11. The image generation method of claim 9, wherein the image composition page includes a first operation control therein, the method further comprising:

and responding to an operation instruction aiming at the first operation control, starting an erasing function, and shielding an initial object in the initial image displayed in the first display area based on the erasing function.

12. The image generation method of claim 11, wherein the image composition page includes a second operation control therein, the method further comprising:

and generating the synthetic instruction in response to the operation instruction for the second operation control, and displaying the target image in the third display area based on the synthetic instruction.

13. An image generating apparatus, comprising:

a first acquisition module configured to perform acquisition of image feature information of an initial image; the image characteristic information comprises initial posture information of an initial object in the initial image and initial background semantic information of the initial image;

a synthesizing module configured to perform synthesizing processing on a noise image using the object feature information and the image feature information to obtain a target image containing the target object; the noise image is obtained by adding Gaussian noise to the initial image; the background semantic information of the target image is matched with the initial background semantic information, and the gesture of the target object in the target image is matched with the initial gesture information.
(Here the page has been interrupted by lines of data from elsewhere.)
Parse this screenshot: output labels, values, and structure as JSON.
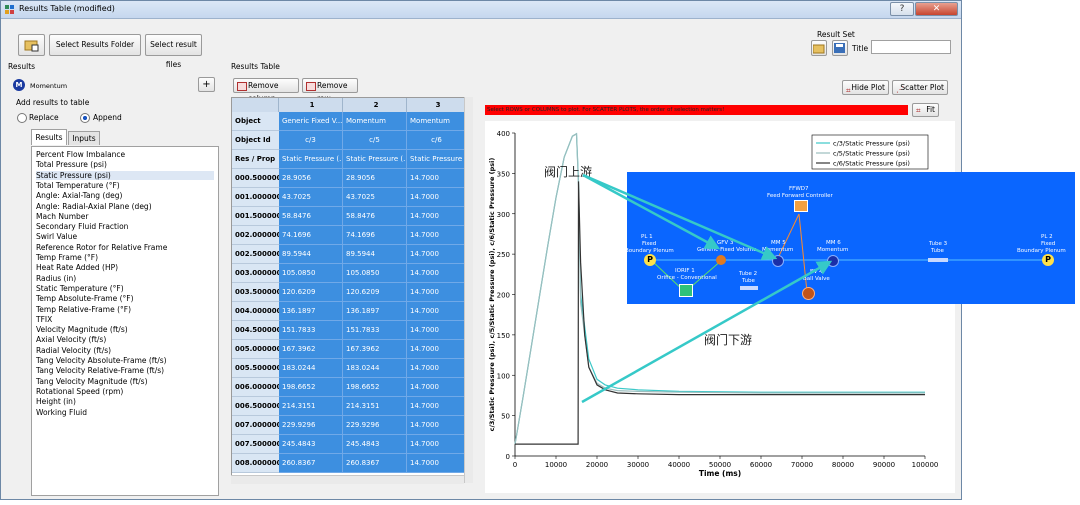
{
  "window": {
    "title": "Results Table (modified)"
  },
  "toolbar": {
    "select_folder": "Select Results Folder",
    "select_files": "Select result files"
  },
  "result_set": {
    "label": "Result Set",
    "title_label": "Title",
    "title_value": ""
  },
  "results_panel": {
    "label": "Results",
    "selected_result": "Momentum",
    "add_label": "Add results to table",
    "replace_label": "Replace",
    "append_label": "Append",
    "tabs": [
      "Results",
      "Inputs"
    ],
    "items": [
      "Percent Flow Imbalance",
      "Total Pressure (psi)",
      "Static Pressure (psi)",
      "Total Temperature (°F)",
      "Angle: Axial-Tang (deg)",
      "Angle: Radial-Axial Plane (deg)",
      "Mach Number",
      "Secondary Fluid Fraction",
      "Swirl Value",
      "Reference Rotor for Relative Frame",
      "Temp Frame (°F)",
      "Heat Rate Added (HP)",
      "Radius (in)",
      "Static Temperature (°F)",
      "Temp Absolute-Frame (°F)",
      "Temp Relative-Frame (°F)",
      "TFIX",
      "Velocity Magnitude (ft/s)",
      "Axial Velocity (ft/s)",
      "Radial Velocity (ft/s)",
      "Tang Velocity Absolute-Frame (ft/s)",
      "Tang Velocity Relative-Frame (ft/s)",
      "Tang Velocity Magnitude (ft/s)",
      "Rotational Speed (rpm)",
      "Height (in)",
      "Working Fluid"
    ]
  },
  "table_panel": {
    "label": "Results Table",
    "remove_column": "Remove column",
    "remove_row": "Remove row",
    "col_numbers": [
      "1",
      "2",
      "3"
    ],
    "object_label": "Object",
    "objects": [
      "Generic Fixed V...",
      "Momentum",
      "Momentum"
    ],
    "object_id_label": "Object Id",
    "object_ids": [
      "c/3",
      "c/5",
      "c/6"
    ],
    "res_prop_label": "Res / Prop",
    "props": [
      "Static Pressure (...",
      "Static Pressure (...",
      "Static Pressure ("
    ],
    "rows": [
      {
        "t": "000.500000",
        "v": [
          "28.9056",
          "28.9056",
          "14.7000"
        ]
      },
      {
        "t": "001.000000",
        "v": [
          "43.7025",
          "43.7025",
          "14.7000"
        ]
      },
      {
        "t": "001.500000",
        "v": [
          "58.8476",
          "58.8476",
          "14.7000"
        ]
      },
      {
        "t": "002.000000",
        "v": [
          "74.1696",
          "74.1696",
          "14.7000"
        ]
      },
      {
        "t": "002.500000",
        "v": [
          "89.5944",
          "89.5944",
          "14.7000"
        ]
      },
      {
        "t": "003.000000",
        "v": [
          "105.0850",
          "105.0850",
          "14.7000"
        ]
      },
      {
        "t": "003.500000",
        "v": [
          "120.6209",
          "120.6209",
          "14.7000"
        ]
      },
      {
        "t": "004.000000",
        "v": [
          "136.1897",
          "136.1897",
          "14.7000"
        ]
      },
      {
        "t": "004.500000",
        "v": [
          "151.7833",
          "151.7833",
          "14.7000"
        ]
      },
      {
        "t": "005.000000",
        "v": [
          "167.3962",
          "167.3962",
          "14.7000"
        ]
      },
      {
        "t": "005.500000",
        "v": [
          "183.0244",
          "183.0244",
          "14.7000"
        ]
      },
      {
        "t": "006.000000",
        "v": [
          "198.6652",
          "198.6652",
          "14.7000"
        ]
      },
      {
        "t": "006.500000",
        "v": [
          "214.3151",
          "214.3151",
          "14.7000"
        ]
      },
      {
        "t": "007.000000",
        "v": [
          "229.9296",
          "229.9296",
          "14.7000"
        ]
      },
      {
        "t": "007.500000",
        "v": [
          "245.4843",
          "245.4843",
          "14.7000"
        ]
      },
      {
        "t": "008.000000",
        "v": [
          "260.8367",
          "260.8367",
          "14.7000"
        ]
      }
    ]
  },
  "plot_panel": {
    "hide_plot": "Hide Plot",
    "scatter_plot": "Scatter Plot",
    "fit": "Fit",
    "hint": "Select ROWS or COLUMNS to plot. For SCATTER PLOTS, the order of selection matters!"
  },
  "chart_data": {
    "type": "line",
    "xlabel": "Time (ms)",
    "ylabel": "c/3/Static Pressure (psi), c/5/Static Pressure (psi), c/6/Static Pressure (psi)",
    "xlim": [
      0,
      100000
    ],
    "ylim": [
      0,
      400
    ],
    "x_ticks": [
      "0",
      "10000",
      "20000",
      "30000",
      "40000",
      "50000",
      "60000",
      "70000",
      "80000",
      "90000",
      "100000"
    ],
    "y_ticks": [
      "0",
      "50",
      "100",
      "150",
      "200",
      "250",
      "300",
      "350",
      "400"
    ],
    "legend_position": "top-right",
    "series": [
      {
        "name": "c/3/Static Pressure (psi)",
        "color": "#3cc8c8",
        "x": [
          0,
          500,
          2000,
          4000,
          6000,
          8000,
          10000,
          12000,
          14000,
          15000,
          15500,
          16000,
          18000,
          20000,
          22000,
          25000,
          30000,
          40000,
          60000,
          100000
        ],
        "y": [
          14.7,
          28.9,
          74.2,
          136.2,
          198.7,
          260.8,
          320,
          370,
          396,
          399,
          340,
          200,
          120,
          95,
          88,
          84,
          82,
          80,
          79,
          79
        ]
      },
      {
        "name": "c/5/Static Pressure (psi)",
        "color": "#9bbdbd",
        "x": [
          0,
          500,
          2000,
          4000,
          6000,
          8000,
          10000,
          12000,
          14000,
          15000,
          15500,
          16000,
          18000,
          20000,
          22000,
          25000,
          30000,
          40000,
          60000,
          100000
        ],
        "y": [
          14.7,
          28.9,
          74.2,
          136.2,
          198.7,
          260.8,
          320,
          370,
          396,
          399,
          335,
          190,
          110,
          90,
          84,
          81,
          80,
          79,
          78,
          78
        ]
      },
      {
        "name": "c/6/Static Pressure (psi)",
        "color": "#333333",
        "x": [
          0,
          15000,
          15400,
          15500,
          16000,
          17000,
          18000,
          20000,
          22000,
          25000,
          30000,
          40000,
          60000,
          100000
        ],
        "y": [
          14.7,
          14.7,
          14.7,
          340,
          240,
          150,
          110,
          88,
          82,
          78,
          77,
          76,
          76,
          76
        ]
      }
    ]
  },
  "overlay": {
    "ffwd_label": "FFWD7",
    "ffwd_name": "Feed Forward Controller",
    "nodes": [
      {
        "id": "PL 1",
        "type": "Fixed",
        "name": "Boundary Plenum"
      },
      {
        "id": "GFV 3",
        "name": "Generic Fixed Volume"
      },
      {
        "id": "MM 5",
        "name": "Momentum"
      },
      {
        "id": "MM 6",
        "name": "Momentum"
      },
      {
        "id": "Tube 3",
        "name": "Tube"
      },
      {
        "id": "PL 2",
        "type": "Fixed",
        "name": "Boundary Plenum"
      },
      {
        "id": "IORIF 1",
        "name": "Orifice - Conventional"
      },
      {
        "id": "Tube 2",
        "name": "Tube"
      },
      {
        "id": "BV 4",
        "name": "Ball Valve"
      }
    ],
    "p_symbol": "P"
  },
  "annotations": {
    "upstream": "阀门上游",
    "downstream": "阀门下游"
  }
}
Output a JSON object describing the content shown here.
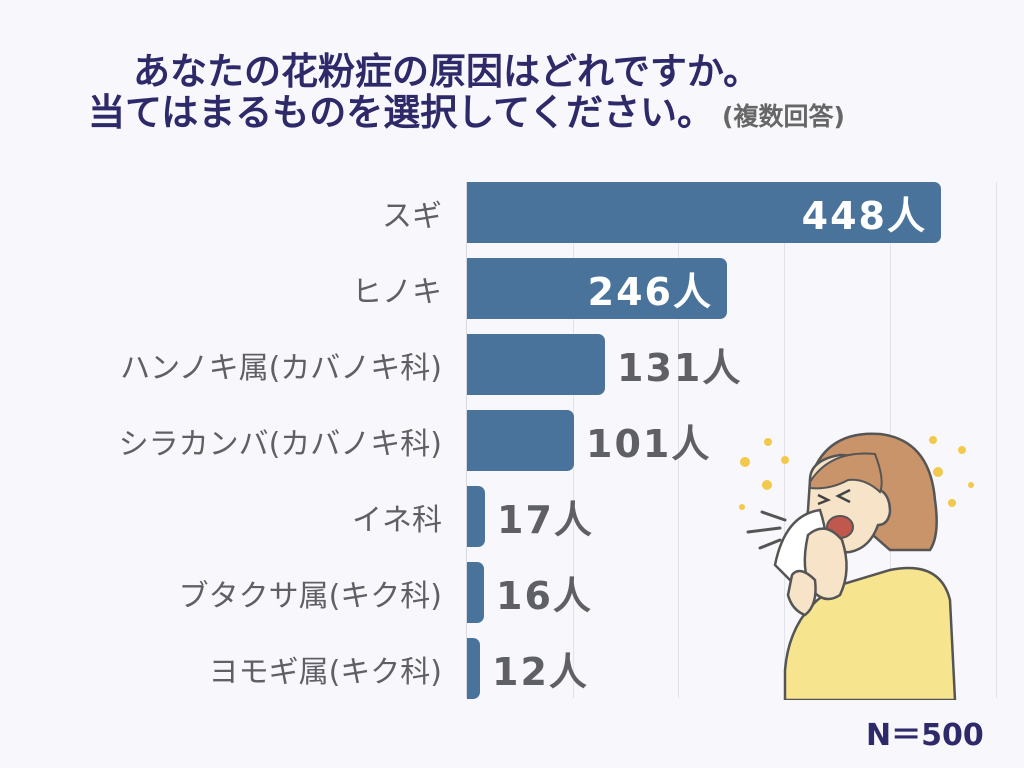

14. An image generating apparatus, comprising:

a first display module configured to perform displaying an image composition page; the image synthesis page comprises a first display area, a second display area and a third display area; an initial image is displayed in the first display area; an image of the target object is displayed in the second display area;

A second display module configured to execute a synthesis instruction, and display, in the third display area, a target image synthesized based on the initial image from which the initial object in the initial image is removed and the target object; the background semantic information of the target image is matched with the initial background semantic information of the initial image, and the gesture of the target object in the target image is matched with the initial gesture information of the initial object.

15. An electronic device, comprising:

a processor;

a memory for storing the processor-executable instructions;

wherein the processor is configured to execute the instructions to implement the image generation method of any of claims 1-12.

16. A computer readable storage medium, characterized in that instructions in the computer readable storage medium, when executed by a processor of an electronic device, enable the electronic device to perform the image generation method of any one of claims 1-12.